Horn Sections With and Without an Associate Principal

A topic that comes up periodically is that of the use of an assistant first horn in orchestral playing in the United States. I have some general notes here, but a side issue is that of how sections run when they do and don’t have an official Associate Principal horn.

Orchestra101 Horn Sections With and Without an Associate PrincipalAs such, this post borders on materials also discussed in my Orchestra 101 series as we get to the topic of how horn sections actually run. Which in this case on a professional level will certainly vary orchestra to orchestra and master agreement to master agreement.

For example, for a heavy program performed by a top level orchestra with a designated Associate Principal horn the Associate would play principal on the first half and the Principal first on the second, with use of an assistant first horn possible/probable on either half. When I played in Nashville however I was Third horn we had no designated Associate so we would have done the seatings differently on the same heavy program; the Principal would have played Principal for the entire concert but with an Assistant. Only if she was completely gone I moved up to Principal from Third (and received overscale for the services impacted), the assistant moved to third, and an extra was hired to play assistant.
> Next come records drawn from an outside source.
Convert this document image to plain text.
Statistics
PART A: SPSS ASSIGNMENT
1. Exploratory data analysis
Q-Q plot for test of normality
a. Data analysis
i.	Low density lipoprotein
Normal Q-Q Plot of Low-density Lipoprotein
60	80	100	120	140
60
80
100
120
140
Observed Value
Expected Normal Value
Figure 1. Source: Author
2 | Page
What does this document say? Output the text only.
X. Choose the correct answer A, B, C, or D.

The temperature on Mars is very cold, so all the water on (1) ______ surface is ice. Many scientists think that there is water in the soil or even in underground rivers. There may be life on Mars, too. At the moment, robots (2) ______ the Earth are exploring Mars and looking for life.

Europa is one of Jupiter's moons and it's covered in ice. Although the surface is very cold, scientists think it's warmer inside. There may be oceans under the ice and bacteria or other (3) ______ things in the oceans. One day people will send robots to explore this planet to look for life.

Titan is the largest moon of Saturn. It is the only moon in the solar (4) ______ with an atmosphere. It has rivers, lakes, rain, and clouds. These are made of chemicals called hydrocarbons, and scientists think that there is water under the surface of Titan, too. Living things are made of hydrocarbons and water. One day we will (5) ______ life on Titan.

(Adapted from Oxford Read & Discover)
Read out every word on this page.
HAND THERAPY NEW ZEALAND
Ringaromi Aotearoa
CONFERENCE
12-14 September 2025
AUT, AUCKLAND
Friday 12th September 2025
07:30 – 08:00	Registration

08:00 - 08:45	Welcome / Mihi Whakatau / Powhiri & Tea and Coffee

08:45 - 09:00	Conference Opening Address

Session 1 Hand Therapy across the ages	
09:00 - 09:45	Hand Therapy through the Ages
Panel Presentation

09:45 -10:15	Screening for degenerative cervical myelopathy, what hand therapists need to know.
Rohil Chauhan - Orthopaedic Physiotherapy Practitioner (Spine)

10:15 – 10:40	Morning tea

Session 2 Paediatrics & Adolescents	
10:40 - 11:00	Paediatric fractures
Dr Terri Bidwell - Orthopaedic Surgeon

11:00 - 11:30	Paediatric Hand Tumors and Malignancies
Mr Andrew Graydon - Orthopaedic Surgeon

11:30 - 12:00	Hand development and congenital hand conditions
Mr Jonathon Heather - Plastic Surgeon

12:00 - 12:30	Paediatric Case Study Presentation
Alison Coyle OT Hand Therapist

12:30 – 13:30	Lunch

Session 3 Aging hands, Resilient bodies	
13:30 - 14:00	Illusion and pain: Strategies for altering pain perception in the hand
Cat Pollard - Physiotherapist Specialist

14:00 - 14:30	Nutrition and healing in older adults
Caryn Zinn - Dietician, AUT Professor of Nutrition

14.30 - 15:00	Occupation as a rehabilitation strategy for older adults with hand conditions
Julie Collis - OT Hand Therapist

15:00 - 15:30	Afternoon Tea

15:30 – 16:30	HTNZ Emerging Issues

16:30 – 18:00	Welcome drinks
Shortly after I left Nashville the third horn position was changed to Third/Associate, so I assume at that time the situation became more flexible and no overscale was involved if the third moved to first for a work or two.

Back to the generic heavy program example, no professional orchestra I have ever played with as a member or extra would require a principal horn to not use an assistant on a demanding program, but I suspect that the times they are a changing in the United States! Management will try to save whenever possible. It makes it really hard to play your best when there is no assistant available, especially if it is a heavy program with just four players, but it does save money and the audience may not notice the difference either, even if your chops do.

I should mention there is another model is that I am told is seen in Europe. They don’t use assistant players but “platoon” larger numbers of horns, with a full section on one half of the concert and another full section on the other half, with perhaps no players performing the full program.

In short, what you experience out in the real world of music will vary but in the best orchestras in the United States we typically see five or six member sections that will function along the lines described above and it is a good model to try to follow if possible in your situation be it amateur or professional.